Dear Reviewer uKfu, we would like to thank you for providing insightful feedback and for positive assessment of our work. Our detailed response appears below.

  • The code to download benchmark datasets, pytorch dataloaders, models, training and evaluation scripts/notebooks along with trained model binaries will be publicly released if the paper is accepted. Therefore, we do not envision any problems with building on top of this work.

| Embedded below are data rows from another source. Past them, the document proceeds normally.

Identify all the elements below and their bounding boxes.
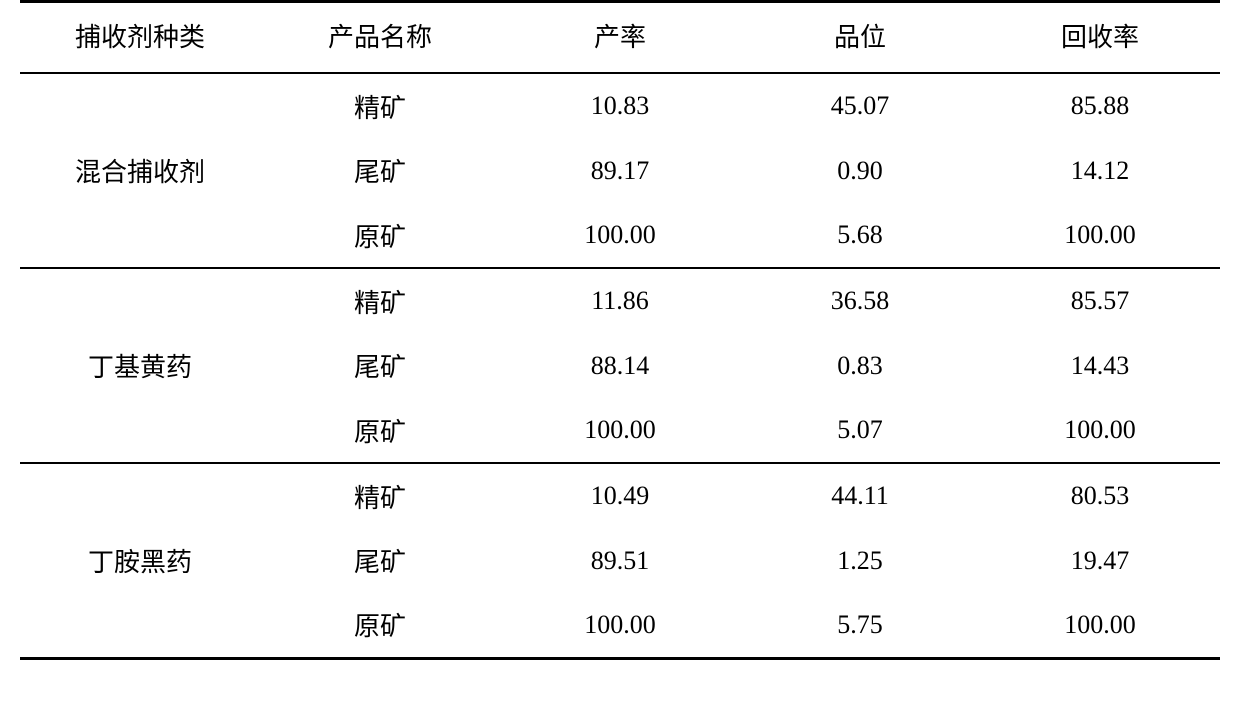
cell-product: 尾矿: [260, 138, 500, 203]
cell-recovery: 85.57: [980, 268, 1220, 333]
cell-product: 精矿: [260, 463, 500, 528]
cell-grade: 5.68: [740, 203, 980, 268]
table-row: 丁基黄药 精矿 11.86 36.58 85.57: [20, 268, 1220, 333]
cell-grade: 44.11: [740, 463, 980, 528]
cell-recovery: 19.47: [980, 528, 1220, 593]
cell-grade: 5.07: [740, 398, 980, 463]
cell-product: 精矿: [260, 268, 500, 333]
cell-grade: 0.83: [740, 333, 980, 398]
cell-product: 尾矿: [260, 333, 500, 398]
cell-recovery: 100.00: [980, 398, 1220, 463]
cell-grade: 0.90: [740, 138, 980, 203]
cell-recovery: 14.12: [980, 138, 1220, 203]
table-row: 丁胺黑药 精矿 10.49 44.11 80.53: [20, 463, 1220, 528]
cell-product: 原矿: [260, 203, 500, 268]
cell-recovery: 100.00: [980, 203, 1220, 268]
cell-collector: 丁胺黑药: [20, 463, 260, 658]
table-row: 混合捕收剂 精矿 10.83 45.07 85.88: [20, 73, 1220, 138]
data-table-container: 捕收剂种类 产品名称 产率 品位 回收率 混合捕收剂 精矿 10.83 45.0…: [0, 0, 1240, 660]
cell-grade: 45.07: [740, 73, 980, 138]
cell-product: 原矿: [260, 593, 500, 658]
cell-yield: 100.00: [500, 593, 740, 658]
cell-product: 精矿: [260, 73, 500, 138]
cell-yield: 100.00: [500, 398, 740, 463]
cell-yield: 89.51: [500, 528, 740, 593]
cell-yield: 89.17: [500, 138, 740, 203]
col-header-recovery: 回收率: [980, 2, 1220, 74]
cell-recovery: 14.43: [980, 333, 1220, 398]
cell-product: 原矿: [260, 398, 500, 463]
cell-yield: 10.83: [500, 73, 740, 138]
cell-yield: 11.86: [500, 268, 740, 333]
cell-grade: 1.25: [740, 528, 980, 593]
cell-grade: 5.75: [740, 593, 980, 658]
cell-yield: 100.00: [500, 203, 740, 268]
cell-product: 尾矿: [260, 528, 500, 593]
cell-recovery: 85.88: [980, 73, 1220, 138]
cell-collector: 丁基黄药: [20, 268, 260, 463]
cell-yield: 10.49: [500, 463, 740, 528]
table-header-row: 捕收剂种类 产品名称 产率 品位 回收率: [20, 2, 1220, 74]
cell-grade: 36.58: [740, 268, 980, 333]
cell-collector: 混合捕收剂: [20, 73, 260, 268]
col-header-yield: 产率: [500, 2, 740, 74]
cell-yield: 88.14: [500, 333, 740, 398]
col-header-collector: 捕收剂种类: [20, 2, 260, 74]
col-header-grade: 品位: [740, 2, 980, 74]
col-header-product: 产品名称: [260, 2, 500, 74]
cell-recovery: 100.00: [980, 593, 1220, 658]
cell-recovery: 80.53: [980, 463, 1220, 528]
data-table: 捕收剂种类 产品名称 产率 品位 回收率 混合捕收剂 精矿 10.83 45.0…: [20, 0, 1220, 660]
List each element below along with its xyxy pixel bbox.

  • The focus of this paper is to demonstrate the feasibility of multi-task probabilistic learning on heterogenous regression datasets. Our most recent results in the revised paper also demonstrate positive transfer after fine-tuning on unseen datasets in this setting. To be able to demonstrate these results we used raw dataset features, uniformly across all datasets, to ensure uniformity and apple-to-apple comparison. Overwhelming majority of datasets used in our study are not Kaggle competition datasets. Kaggle competitors typically spend significant amount of time on feature engineering. Your point definitely outlines an interesting direction for future work, that of finding the automatic feature extraction methods that work synergistically with large-scale regression models helping them compete against human feature engineering approaches. This requires significant additional investigative, experiment design and theoretical work, which is outside of the scope of our current paper.

评论

Thank you for your response. I choose to keep the same score.

AC 元评审

This paper introduces NIAQUE, a neural network model for probabilistic regression problem that excels in any-quantile estimation across multiple datasets. It also presents a new benchmark LPRM-101, with 101 diverse regression datasets, showing that NIAQUE outperforms existing models like trees and transformers while being more interpretable and consistent in its training.

This paper got a mixed rating with borderline accepts and rejects. The authors acknowledge that NIAQUE is more interpretable with theoretical analysis and can save significant training time. The proposed LPRM-101 benchmark allows for rigorous and expansive evaluation across diverse regression tasks. Several questions and concerns are raised in the initial round, including 1. Experimental performance and comparison. Marginal gains from multi-task transfers. It is also suggested to add comparison with the best single dataset approaches. 2. Presentation and clarity issue. 3. Bias concern in co-training across datasets. After rebuttal, some reviewers raise the ratings, but it is still a borderline (e.g. after raising the rating by p8Dt, it is still a 5). Some concerns like the marginal gain from multitask transfer and the challenges of real-world application still remain. Given all these, I tend to suggest a reject given the current paper status and the ICLR standard.

审稿人讨论附加意见

A number of questions and concerns raised in the original reviews can be categorized into the following: 1) Performance and comparison, 2) Presentation and clarity, and 3) Bias and real-world application. Correspondingly, the authors added additional experiments and provided clarification for misunderstandings and unclear points. I am happy to see that the authors resolved most of the reviewers’ concerns by adding experiments and offering further explanation. However, some inherent problems, such as the marginal gain from multi-task transfers, the bias issue caused by all co-training, and the challenges of real-world application, remain not fully addressed.